Striatal origin of the pathologic beta oscillations in Parkinson's disease

Abstract

Enhanced oscillations at beta frequencies (8-30 Hz) are a signature neural dynamic pathology in the basal ganglia and cortex of Parkinson's disease patients. The mechanisms underlying these pathological beta oscillations remain elusive. Here, using mathematical models, we find that robust beta oscillations can emerge from inhibitory interactions between striatal medium spiny neurons. The interaction of the synaptic GABAa currents and the intrinsic membrane M-current promotes population oscillations in the beta frequency range. Increased levels of cholinergic drive, a condition relevant to the parkinsonian striatum, lead to enhanced beta oscillations in the striatal model. We show experimentally that direct infusion of the cholinergic agonist carbachol into the striatum, but not into the neighboring cortex, of the awake, normal rodent induces prominent beta frequency oscillations in the local field potential. These results provide evidence for amplification of normal striatal network dynamics as a mechanism responsible for the enhanced beta frequency oscillations in Parkinson's disease.

Fig. 1.

Beta oscillations emerge in the model striatum under normal conditions and become enhanced under parkinsonian conditions.

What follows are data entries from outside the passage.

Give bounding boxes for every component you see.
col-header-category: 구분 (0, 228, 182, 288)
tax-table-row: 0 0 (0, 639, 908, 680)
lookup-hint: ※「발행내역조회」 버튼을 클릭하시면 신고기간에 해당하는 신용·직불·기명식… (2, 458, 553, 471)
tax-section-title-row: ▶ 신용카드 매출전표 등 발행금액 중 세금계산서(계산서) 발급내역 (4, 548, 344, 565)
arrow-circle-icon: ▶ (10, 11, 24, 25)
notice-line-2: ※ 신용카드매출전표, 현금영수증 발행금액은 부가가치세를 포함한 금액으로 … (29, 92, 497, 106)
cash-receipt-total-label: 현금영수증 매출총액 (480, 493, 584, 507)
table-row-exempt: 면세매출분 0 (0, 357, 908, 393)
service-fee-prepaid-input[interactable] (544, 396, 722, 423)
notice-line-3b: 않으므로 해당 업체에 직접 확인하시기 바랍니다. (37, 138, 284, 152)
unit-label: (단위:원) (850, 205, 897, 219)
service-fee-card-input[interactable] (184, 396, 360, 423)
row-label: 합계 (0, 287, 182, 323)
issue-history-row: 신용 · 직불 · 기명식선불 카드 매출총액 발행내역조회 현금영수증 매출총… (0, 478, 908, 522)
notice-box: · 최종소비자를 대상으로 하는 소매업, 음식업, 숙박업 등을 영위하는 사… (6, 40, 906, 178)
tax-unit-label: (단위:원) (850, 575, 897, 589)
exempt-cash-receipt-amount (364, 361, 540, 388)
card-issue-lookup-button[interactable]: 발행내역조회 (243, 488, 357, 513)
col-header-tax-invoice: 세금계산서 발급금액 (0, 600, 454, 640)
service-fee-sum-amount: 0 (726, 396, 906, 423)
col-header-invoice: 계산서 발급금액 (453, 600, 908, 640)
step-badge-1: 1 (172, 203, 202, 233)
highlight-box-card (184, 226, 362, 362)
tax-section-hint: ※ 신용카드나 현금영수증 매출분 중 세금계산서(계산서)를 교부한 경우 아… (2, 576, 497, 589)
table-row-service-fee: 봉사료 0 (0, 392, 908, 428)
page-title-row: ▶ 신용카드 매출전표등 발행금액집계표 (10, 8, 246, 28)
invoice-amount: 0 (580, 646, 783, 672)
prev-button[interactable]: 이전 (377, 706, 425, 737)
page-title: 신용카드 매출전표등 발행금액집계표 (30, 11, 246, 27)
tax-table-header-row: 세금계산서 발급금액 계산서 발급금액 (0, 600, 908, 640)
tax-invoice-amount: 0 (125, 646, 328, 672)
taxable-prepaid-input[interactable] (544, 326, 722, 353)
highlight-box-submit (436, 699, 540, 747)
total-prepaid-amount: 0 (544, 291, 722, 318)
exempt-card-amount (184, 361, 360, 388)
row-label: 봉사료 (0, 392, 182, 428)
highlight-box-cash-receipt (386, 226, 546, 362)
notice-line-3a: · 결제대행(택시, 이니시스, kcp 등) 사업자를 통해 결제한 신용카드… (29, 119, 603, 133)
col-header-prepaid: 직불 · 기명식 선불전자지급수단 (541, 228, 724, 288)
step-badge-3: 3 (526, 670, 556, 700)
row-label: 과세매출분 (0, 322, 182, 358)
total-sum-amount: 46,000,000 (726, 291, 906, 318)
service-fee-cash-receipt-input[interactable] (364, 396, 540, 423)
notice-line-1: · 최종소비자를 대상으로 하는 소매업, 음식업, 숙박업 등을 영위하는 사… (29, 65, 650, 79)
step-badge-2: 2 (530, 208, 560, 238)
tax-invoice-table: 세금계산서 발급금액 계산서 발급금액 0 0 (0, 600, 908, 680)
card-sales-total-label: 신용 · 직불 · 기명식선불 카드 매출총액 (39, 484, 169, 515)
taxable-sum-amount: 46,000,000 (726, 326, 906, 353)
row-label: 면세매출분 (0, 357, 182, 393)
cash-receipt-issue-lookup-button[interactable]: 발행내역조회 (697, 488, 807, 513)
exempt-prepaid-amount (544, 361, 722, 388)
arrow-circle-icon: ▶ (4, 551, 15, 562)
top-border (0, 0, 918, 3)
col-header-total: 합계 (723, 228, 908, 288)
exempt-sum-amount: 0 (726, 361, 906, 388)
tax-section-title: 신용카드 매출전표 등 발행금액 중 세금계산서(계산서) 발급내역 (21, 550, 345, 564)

A–E are taken from the same 7-s simulation under normal conditions, and F–J are from the same 7-s simulation under parkinsonian conditions. (A) Raster plot of 100 reciprocally connected medium spiking neurons (MSNs) under normal, non-parkinsonian conditions. (B) Power spectral density of the model LFP. (C) Spectrogram of the model LFP. (D) Membrane voltage fluctuations from one MSN in the network. (E) Waxing and waning of the model LFP trace under normal conditions. (F) Raster plot of 100 reciprocally connected MSNs under parkinsonian conditions. (G) Power spectral density of the model LFP. (H) Spectrogram of the model LFP. (I) Membrane voltage fluctuations from one MSN in the parkinsonian network. (J) The model LFP trace under parkinsonian conditions.

Fig. 2.

Enhanced beta oscillations emerge in striatal LFP after carbachol infusion. (A) Power spectrum of the LFP recorded in the striatum of an awake, head-fixed mouse before, during, and after striatal carbachol infusion. (Upper) LFP power spectrum at 3–70 Hz on a log scale. (Lower) LFP power at beta frequency (10–30 Hz). (B and C) Power spectrum and LFP during a representative time window before carbachol infusion. (Upper) Power spectrum. (Lower) Corresponding LFP recorded in the striatum. (D and E) Power spectrum and LFP during a representative time window upon carbachol infusion. (Upper) Power spectrum. (Lower) Corresponding LFP recorded in the striatum. (F) Beta frequency power of the LFP recorded in the striatum before, during, and after carbachol (0.5–1.0 mM) infusion in the striatum (n = 6 mice; ***P < 0.005 and *P < 0.05 paired t test compared to the power before carbachol infusion). (G) Beta frequency power of LFP recorded in the striatum before, during, and after low concentration carbachol (0.1–0.2 mM) infusion in the striatum (n = 5 mice). (H) Beta frequency power of LFP recorded in the cortex before, during, and after carbachol (1 mM) infusion in the cortex (n = 5 mice). (I) Beta frequency power of LFP recorded in the striatum before, during, and after carbachol (1 mM) infusion in the cortex (n = 5 mice).